Be extra careful with that - you said "roth or standard" but if you
or your spouse benefits from any kind of tax advantaged retirement plan during the tax year, you cannot deduct any portion of contributions to a traditional IRA.
source Contributing to a Roth IRA is safe, since you cannot deduct the contributions to a Roth IRA in the first place, it is the distributions which are non-taxable after age 59.5.
Personally I am a fan of 401k's even if there's no employer matching because it comes out of your paycheck before the money even hits your bank account. This is psychologically easier to manage for personal budgeting because you get in the habit of not even thinking of getting that money paid to you at all.
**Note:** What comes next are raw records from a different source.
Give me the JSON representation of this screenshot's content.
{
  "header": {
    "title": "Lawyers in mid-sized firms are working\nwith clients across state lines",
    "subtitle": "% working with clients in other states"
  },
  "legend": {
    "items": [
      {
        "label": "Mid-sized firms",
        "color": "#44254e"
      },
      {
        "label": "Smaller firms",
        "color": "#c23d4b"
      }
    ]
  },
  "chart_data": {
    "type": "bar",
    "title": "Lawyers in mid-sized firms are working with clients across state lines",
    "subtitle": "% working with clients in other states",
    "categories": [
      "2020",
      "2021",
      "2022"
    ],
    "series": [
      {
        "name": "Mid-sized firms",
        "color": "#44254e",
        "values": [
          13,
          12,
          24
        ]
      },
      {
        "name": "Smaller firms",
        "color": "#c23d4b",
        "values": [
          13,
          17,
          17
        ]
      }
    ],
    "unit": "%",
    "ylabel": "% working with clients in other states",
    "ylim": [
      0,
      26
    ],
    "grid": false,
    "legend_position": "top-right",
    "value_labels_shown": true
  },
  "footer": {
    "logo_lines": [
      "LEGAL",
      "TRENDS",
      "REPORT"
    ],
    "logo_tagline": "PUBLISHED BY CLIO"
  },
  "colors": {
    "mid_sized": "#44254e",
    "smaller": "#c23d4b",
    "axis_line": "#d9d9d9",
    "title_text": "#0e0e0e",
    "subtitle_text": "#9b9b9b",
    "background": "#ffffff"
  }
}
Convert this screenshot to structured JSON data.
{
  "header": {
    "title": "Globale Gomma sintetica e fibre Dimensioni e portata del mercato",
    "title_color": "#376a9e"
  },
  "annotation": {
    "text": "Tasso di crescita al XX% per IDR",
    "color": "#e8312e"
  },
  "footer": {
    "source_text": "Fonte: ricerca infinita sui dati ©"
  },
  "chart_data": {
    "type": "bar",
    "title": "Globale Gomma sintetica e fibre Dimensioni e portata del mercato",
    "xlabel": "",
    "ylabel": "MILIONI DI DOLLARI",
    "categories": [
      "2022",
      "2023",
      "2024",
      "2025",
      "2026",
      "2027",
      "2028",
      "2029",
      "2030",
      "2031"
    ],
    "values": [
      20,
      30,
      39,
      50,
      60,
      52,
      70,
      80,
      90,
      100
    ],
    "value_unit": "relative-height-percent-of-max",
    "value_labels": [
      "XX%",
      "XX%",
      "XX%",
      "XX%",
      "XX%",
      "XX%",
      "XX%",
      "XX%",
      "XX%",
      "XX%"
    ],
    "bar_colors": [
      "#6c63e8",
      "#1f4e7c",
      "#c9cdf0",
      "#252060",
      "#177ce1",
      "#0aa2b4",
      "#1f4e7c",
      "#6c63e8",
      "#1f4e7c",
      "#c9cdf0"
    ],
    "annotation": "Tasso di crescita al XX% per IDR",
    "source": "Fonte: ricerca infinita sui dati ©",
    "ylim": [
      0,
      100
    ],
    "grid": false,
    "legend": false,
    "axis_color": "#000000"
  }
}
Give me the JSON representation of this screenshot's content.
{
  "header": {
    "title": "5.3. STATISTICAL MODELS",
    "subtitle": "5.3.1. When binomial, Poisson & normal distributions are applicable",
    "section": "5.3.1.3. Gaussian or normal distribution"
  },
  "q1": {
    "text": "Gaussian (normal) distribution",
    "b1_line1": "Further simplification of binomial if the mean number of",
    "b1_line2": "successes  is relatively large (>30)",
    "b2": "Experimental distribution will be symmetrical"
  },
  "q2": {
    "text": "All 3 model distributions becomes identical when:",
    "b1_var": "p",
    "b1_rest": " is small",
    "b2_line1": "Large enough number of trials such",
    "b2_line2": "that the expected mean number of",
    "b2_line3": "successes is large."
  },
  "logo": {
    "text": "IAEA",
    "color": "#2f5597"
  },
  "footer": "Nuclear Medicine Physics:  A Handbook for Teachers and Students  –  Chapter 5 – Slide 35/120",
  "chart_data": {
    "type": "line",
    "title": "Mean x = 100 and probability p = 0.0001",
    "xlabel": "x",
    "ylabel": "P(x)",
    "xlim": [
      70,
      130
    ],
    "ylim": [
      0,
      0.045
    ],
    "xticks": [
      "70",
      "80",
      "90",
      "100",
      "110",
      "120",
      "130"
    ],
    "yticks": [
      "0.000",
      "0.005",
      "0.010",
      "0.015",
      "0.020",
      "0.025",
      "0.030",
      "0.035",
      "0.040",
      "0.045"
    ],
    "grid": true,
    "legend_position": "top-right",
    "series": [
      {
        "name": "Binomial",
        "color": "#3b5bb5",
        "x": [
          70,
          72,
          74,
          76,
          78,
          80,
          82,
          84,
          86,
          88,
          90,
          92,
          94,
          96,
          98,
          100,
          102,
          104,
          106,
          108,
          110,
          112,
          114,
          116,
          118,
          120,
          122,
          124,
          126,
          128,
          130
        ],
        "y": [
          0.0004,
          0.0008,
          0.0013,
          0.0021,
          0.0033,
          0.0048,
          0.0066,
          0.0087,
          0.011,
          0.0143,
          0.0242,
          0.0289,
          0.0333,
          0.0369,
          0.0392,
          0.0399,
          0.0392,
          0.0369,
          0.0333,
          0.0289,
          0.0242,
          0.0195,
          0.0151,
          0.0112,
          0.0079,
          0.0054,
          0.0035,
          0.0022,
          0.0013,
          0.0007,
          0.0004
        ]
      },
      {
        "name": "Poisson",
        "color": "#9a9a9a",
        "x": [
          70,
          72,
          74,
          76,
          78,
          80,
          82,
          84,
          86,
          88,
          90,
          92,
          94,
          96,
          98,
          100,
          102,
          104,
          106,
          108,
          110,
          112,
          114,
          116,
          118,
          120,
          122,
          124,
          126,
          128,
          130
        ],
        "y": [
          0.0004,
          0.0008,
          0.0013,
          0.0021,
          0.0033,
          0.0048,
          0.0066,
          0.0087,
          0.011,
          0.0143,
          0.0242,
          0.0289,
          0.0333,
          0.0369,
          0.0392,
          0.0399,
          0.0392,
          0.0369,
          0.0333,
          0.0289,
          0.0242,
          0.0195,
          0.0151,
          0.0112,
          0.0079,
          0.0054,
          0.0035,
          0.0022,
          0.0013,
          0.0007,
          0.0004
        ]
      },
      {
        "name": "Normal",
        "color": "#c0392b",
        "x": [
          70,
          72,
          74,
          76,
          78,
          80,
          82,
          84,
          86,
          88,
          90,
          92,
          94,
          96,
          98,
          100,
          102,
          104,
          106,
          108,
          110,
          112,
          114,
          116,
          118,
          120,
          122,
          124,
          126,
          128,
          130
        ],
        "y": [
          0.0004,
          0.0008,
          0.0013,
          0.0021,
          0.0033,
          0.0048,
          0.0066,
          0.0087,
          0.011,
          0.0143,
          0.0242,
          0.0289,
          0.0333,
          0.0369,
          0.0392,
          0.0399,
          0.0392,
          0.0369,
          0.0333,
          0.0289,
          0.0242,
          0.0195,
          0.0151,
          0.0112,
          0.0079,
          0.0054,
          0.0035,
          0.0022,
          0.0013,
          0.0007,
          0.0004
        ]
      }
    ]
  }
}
With an IRA, you have to earn the money, then turn around and pay it to someone, which sometimes creates a barrier to actually contributing, especially if you have a spouse with other plans for the money.
I am totally OK with the suggestion to do a third in each type of account for FIRE though. After all, the 401k and Roth are of greatest value if you're age 59.5, but they do you almost no good for early retirement, as in they don't help you accomplish FIRE any sooner than that age. So you could do 1/3 in each account type until reaching the $5500 limit for your Roth IRA, at which point you've saved $11,000 in tax advantaged accounts and $5500 in a taxable account. Then perhaps split it 50/50 until the 401k is at the $17,500 max? At that point you'd have put away $17,500 in the 401k, $5500 in the Roth IRA and $17,500 in the taxable account ($40,500 total).
If you're saving over $40,500/year, that's awesome! Tax-advantaged accounts get really tough at that point if you want to avoid crappy government bonds with low yields, so I guess all further savings could go towards some combination of additional mortgage paydown as well as taxable savings. I just hesitate to get too carried away with mortgage paydowns when so many people have 3-4% mortgages and the markets could be doing 4-7%. I guess having too much money and not knowing what to do with it all is a good problem to have though.
Thoughts? Input? I'm personally also working through a new financial situation where I (finally) have enough money to potentially max out a 401k and Roth IRA every year while still having some left over for taxable investing. I don't want to put too much money in one basket or the other though, like over-saving for age 59.5 preventing me from having enough money to retire at age 47 due to insufficient taxable savings.